Il a dénoncé le fait que le licenciement pourrait être considéré comme abusif et l'employeur condamné à des dommages et intérêts lorsque la durée du travail serait réduite en l'absence d'accord, alors même qu'il ne s'agirait pour l'employeur que d'appliquer la loi. Il a estimé que l'application dans l'entreprise d'un horaire égal à la durée légale du travail et les conséquences qui en résultaient sur la rémunération et l'organisation du temps de travail ne devaient pas constituer une modification du contrat de travail.

Evoquant l'article 16 relatif au salaire minimum interprofessionnel de croissance (SMIC), il a rappelé qu'il était prévu qu'au 1er juillet 2005, le SMIC horaire aurait augmenté de façon à rendre la garantie mensuelle sans objet. Il en a conclu que d'ici cinq ans, le SMIC horaire devrait donc rattraper le 11,4 % de différentiel entre 152 heures et 169 heures, l'évolution de l'indice des prix entre 1999 et 2005 et la moitié de l'augmentation du pouvoir d'achat du " salaire mensuel de base ouvrier " (SMBO).
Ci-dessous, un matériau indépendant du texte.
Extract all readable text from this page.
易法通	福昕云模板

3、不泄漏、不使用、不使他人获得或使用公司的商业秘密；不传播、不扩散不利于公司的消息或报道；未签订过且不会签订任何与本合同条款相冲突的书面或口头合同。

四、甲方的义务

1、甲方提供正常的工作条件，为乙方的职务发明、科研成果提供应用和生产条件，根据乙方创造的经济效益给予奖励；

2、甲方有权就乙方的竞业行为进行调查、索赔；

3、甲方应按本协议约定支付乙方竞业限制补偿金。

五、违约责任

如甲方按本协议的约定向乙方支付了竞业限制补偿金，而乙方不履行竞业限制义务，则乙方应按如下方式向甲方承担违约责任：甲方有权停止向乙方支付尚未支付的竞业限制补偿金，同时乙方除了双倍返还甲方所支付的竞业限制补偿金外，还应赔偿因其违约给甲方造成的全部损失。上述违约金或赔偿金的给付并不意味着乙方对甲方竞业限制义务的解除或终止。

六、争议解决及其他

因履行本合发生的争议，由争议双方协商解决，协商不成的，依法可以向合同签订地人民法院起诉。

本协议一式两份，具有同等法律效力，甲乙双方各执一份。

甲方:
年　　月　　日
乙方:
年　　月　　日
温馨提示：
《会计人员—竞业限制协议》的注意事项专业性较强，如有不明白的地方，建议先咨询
Il a ainsi évalué à au moins 15 % l'augmentation du pouvoir d'achat du SMIC horaire en 2005 par rapport à 1999.

M. Arnold Brum a déclaré qu'il convenait, dans ces conditions, d'adopter des dispositions transitoires permettant d'amortir le choc de l'augmentation du SMIC. Il a suggéré que le SMIC horaire soit indexé sur le seul indice des prix pendant deux ans, que la garantie mensuelle soit indexée sur le seul indice des prix et que l'augmentation de 11,4 % du SMIC soit reportée au-delà du 1er juillet 2005.